The master organ builder Albert Blancafort, production director of the performance on January 1 in the caves of Montserrat, believes that beyond Catholicism “the sibyls are semi-divine beings who make people aware that if we do not act, we already have the Apocal ipsis above”.

And today, someone has the role of the Sibyl? Both Magrané and Blancafort assure that an activist like Greta Thunberg can play this role: “It warns and bothers”.

Christmas Eve and New Years

Where to see ‘El cant de la Sibil la’ these days

Santa Maria del Mar. The first to be recovered in Barcelona, ​​in 1983. 7:30 p.m.

Sagrada Família Crypt.
It will be performed for the first time, with the soprano Laia Nomen. 7:30 p.m.

Barcelona’s cathedral. With the mezzo-soprano Mariona Llobera and the Choir Francesc Valls. This year they have commissioned a piece from the composer Antoni Ros Marbà. 10:30 p.m.
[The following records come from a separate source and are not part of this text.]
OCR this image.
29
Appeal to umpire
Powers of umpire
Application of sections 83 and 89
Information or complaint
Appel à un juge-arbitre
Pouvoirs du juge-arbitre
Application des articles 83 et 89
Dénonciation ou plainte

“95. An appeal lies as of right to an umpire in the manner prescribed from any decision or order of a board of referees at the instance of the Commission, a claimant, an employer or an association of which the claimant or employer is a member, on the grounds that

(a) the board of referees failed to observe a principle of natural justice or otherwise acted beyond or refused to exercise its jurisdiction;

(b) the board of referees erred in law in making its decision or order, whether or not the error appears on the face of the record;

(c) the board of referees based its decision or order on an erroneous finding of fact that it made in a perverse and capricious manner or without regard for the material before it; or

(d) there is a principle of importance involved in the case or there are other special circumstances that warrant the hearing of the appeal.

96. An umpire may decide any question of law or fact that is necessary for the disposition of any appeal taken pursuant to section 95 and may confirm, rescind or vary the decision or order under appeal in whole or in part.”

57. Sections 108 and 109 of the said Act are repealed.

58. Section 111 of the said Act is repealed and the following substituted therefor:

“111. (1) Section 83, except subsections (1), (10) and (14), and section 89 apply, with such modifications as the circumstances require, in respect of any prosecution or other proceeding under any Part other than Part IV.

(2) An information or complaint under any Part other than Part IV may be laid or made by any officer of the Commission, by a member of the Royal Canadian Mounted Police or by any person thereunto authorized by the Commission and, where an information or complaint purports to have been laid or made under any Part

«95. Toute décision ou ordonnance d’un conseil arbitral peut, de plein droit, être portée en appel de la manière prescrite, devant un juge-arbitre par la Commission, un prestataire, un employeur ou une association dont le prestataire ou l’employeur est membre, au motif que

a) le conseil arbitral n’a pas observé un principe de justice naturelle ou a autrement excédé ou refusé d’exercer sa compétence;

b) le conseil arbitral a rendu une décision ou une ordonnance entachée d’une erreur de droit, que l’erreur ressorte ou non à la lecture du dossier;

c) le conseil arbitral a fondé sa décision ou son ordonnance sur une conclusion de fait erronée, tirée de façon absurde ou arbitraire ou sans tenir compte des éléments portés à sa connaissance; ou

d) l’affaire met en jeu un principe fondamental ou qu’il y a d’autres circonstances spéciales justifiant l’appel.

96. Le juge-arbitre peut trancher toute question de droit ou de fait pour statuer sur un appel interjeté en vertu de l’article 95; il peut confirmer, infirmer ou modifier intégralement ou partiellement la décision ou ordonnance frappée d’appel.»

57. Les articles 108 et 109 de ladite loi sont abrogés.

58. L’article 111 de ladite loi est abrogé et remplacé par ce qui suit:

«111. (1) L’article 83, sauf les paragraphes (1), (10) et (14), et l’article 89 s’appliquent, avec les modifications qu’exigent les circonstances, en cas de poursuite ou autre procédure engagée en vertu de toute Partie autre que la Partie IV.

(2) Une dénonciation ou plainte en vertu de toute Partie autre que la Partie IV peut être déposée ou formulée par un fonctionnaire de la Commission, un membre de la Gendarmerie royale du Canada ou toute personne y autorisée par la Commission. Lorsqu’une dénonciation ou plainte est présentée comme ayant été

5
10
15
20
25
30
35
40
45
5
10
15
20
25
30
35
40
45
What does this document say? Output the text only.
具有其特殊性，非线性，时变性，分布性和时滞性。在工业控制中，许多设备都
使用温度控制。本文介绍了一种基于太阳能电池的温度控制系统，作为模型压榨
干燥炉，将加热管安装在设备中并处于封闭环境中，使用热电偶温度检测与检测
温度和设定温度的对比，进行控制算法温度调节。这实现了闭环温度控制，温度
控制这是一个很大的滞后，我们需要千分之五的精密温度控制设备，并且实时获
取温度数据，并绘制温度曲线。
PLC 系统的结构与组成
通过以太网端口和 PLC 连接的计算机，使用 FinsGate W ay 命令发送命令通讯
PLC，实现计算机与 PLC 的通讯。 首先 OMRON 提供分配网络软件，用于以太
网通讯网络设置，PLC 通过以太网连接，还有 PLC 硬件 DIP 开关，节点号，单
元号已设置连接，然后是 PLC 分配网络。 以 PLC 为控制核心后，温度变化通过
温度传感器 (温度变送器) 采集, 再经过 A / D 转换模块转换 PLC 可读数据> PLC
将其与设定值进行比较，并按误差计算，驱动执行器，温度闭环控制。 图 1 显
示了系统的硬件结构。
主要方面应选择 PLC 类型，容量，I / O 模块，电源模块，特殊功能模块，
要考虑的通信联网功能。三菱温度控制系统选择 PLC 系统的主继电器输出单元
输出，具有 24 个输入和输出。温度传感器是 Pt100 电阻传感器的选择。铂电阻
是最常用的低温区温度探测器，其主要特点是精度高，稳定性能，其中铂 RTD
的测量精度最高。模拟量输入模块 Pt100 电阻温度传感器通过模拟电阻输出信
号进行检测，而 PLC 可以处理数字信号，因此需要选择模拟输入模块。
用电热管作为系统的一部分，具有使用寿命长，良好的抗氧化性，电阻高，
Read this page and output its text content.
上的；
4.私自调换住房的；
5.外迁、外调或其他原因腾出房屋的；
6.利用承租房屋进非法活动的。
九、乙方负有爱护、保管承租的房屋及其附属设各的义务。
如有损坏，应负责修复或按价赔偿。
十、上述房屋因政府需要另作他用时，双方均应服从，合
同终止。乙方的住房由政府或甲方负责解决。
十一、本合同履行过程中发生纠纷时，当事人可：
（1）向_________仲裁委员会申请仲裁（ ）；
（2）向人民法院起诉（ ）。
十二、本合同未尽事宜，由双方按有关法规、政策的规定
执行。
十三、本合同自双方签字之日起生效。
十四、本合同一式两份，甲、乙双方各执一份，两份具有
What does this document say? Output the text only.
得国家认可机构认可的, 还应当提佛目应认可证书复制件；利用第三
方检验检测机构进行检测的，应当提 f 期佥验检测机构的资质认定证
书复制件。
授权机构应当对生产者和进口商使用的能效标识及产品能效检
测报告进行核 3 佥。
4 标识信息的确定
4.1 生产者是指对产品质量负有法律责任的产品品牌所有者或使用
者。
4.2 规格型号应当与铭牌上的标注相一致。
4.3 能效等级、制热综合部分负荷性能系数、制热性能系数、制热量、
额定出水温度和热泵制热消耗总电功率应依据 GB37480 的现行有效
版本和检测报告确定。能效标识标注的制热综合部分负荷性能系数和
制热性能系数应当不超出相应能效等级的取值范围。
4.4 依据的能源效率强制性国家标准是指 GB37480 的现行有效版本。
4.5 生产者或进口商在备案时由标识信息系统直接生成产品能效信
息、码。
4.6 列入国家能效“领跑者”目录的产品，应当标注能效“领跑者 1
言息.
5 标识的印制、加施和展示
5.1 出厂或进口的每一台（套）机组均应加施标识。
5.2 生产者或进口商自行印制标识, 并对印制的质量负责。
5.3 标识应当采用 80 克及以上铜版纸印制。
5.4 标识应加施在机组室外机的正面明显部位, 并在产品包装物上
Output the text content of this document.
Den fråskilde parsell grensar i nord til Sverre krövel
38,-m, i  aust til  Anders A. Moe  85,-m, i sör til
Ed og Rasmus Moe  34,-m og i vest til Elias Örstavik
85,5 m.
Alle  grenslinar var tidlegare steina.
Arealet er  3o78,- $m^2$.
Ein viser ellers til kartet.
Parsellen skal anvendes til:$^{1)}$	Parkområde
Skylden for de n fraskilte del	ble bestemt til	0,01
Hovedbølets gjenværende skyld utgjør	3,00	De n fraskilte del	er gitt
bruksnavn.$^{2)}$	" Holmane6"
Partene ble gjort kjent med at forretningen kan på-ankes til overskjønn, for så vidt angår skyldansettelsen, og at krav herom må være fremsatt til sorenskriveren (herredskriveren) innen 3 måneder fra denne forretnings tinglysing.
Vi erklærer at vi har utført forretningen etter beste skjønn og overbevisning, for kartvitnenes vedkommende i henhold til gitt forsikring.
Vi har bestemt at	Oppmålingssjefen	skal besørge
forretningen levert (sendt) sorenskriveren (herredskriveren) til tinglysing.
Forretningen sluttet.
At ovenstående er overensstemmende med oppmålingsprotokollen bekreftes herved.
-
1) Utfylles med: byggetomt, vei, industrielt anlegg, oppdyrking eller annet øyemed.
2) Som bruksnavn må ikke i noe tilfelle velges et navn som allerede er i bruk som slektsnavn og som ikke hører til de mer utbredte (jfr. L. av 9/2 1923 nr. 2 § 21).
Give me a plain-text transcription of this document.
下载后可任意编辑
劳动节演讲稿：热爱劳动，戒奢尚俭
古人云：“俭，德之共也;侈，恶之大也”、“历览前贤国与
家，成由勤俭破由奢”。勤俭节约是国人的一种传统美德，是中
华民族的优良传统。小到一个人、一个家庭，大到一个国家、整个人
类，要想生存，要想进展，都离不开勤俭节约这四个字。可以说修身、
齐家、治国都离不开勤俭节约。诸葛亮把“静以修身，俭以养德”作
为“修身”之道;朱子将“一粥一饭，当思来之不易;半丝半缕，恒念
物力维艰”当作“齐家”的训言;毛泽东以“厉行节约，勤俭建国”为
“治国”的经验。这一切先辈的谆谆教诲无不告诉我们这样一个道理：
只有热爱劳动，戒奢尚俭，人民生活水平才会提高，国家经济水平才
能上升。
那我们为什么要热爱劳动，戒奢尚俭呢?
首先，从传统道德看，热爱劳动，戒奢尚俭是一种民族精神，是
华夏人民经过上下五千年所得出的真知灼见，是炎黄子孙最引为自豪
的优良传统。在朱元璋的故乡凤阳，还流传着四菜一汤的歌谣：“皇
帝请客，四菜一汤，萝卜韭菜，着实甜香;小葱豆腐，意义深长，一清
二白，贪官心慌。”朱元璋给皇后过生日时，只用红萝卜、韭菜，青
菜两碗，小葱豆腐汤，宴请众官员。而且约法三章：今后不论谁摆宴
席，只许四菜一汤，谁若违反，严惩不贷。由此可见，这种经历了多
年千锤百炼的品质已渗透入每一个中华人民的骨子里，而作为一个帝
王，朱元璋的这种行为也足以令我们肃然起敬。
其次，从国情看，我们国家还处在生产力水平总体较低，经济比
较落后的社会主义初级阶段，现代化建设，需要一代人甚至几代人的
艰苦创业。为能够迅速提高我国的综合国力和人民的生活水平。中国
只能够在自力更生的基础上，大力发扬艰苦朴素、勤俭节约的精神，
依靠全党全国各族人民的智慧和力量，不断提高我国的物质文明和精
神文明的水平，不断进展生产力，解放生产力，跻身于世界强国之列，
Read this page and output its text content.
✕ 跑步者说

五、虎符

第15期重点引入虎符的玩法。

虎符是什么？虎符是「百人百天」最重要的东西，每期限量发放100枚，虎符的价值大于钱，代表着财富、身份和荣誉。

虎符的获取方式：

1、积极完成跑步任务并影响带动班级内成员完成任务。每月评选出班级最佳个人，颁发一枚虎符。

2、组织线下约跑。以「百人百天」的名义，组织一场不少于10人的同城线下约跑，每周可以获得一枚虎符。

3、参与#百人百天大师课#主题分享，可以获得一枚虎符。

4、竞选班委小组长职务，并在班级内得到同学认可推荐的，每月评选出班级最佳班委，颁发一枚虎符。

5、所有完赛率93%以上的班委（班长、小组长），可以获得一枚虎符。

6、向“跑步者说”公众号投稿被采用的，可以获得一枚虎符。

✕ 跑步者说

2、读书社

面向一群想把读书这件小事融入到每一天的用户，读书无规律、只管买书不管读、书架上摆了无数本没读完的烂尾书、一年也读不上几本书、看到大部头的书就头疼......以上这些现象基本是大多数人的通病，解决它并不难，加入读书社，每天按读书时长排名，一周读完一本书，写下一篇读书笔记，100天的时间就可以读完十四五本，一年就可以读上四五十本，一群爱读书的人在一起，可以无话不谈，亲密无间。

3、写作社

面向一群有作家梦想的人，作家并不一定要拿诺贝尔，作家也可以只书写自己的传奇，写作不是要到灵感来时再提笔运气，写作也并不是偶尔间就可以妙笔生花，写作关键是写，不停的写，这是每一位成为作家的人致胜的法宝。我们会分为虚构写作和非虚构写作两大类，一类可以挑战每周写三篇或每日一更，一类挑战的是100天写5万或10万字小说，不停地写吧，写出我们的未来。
Santa Maria del Pi. Mariona Sagarra, Joan Cabó on the organ and an introduction by the poet Eduard Escoffet. 11:30 p.m.

Cathedral of Santa Tecla of Tarragona. With Marta Mathéu and organ accompaniment. After the midnight mass.

Majorca. This year, in the 115 parishes of the island. The one at the Lluc sanctuary (7:00 p.m.) and the one at the Palma cathedral (11:00 p.m.) stand out.

Montserrat caves, on January 1.
With the soprano Kiani Vilar and the Choir Francesc Valls, with Juan de la Rubia on organ and Gener Salicrú on clarinet. With new texts and pieces by Bernat Vivancos and Joan Magrané. It is done in a cave because it was in a cave where the ancient Sibyl of Cumes made her predictions. January 1, 2023 at 7:00 p.m.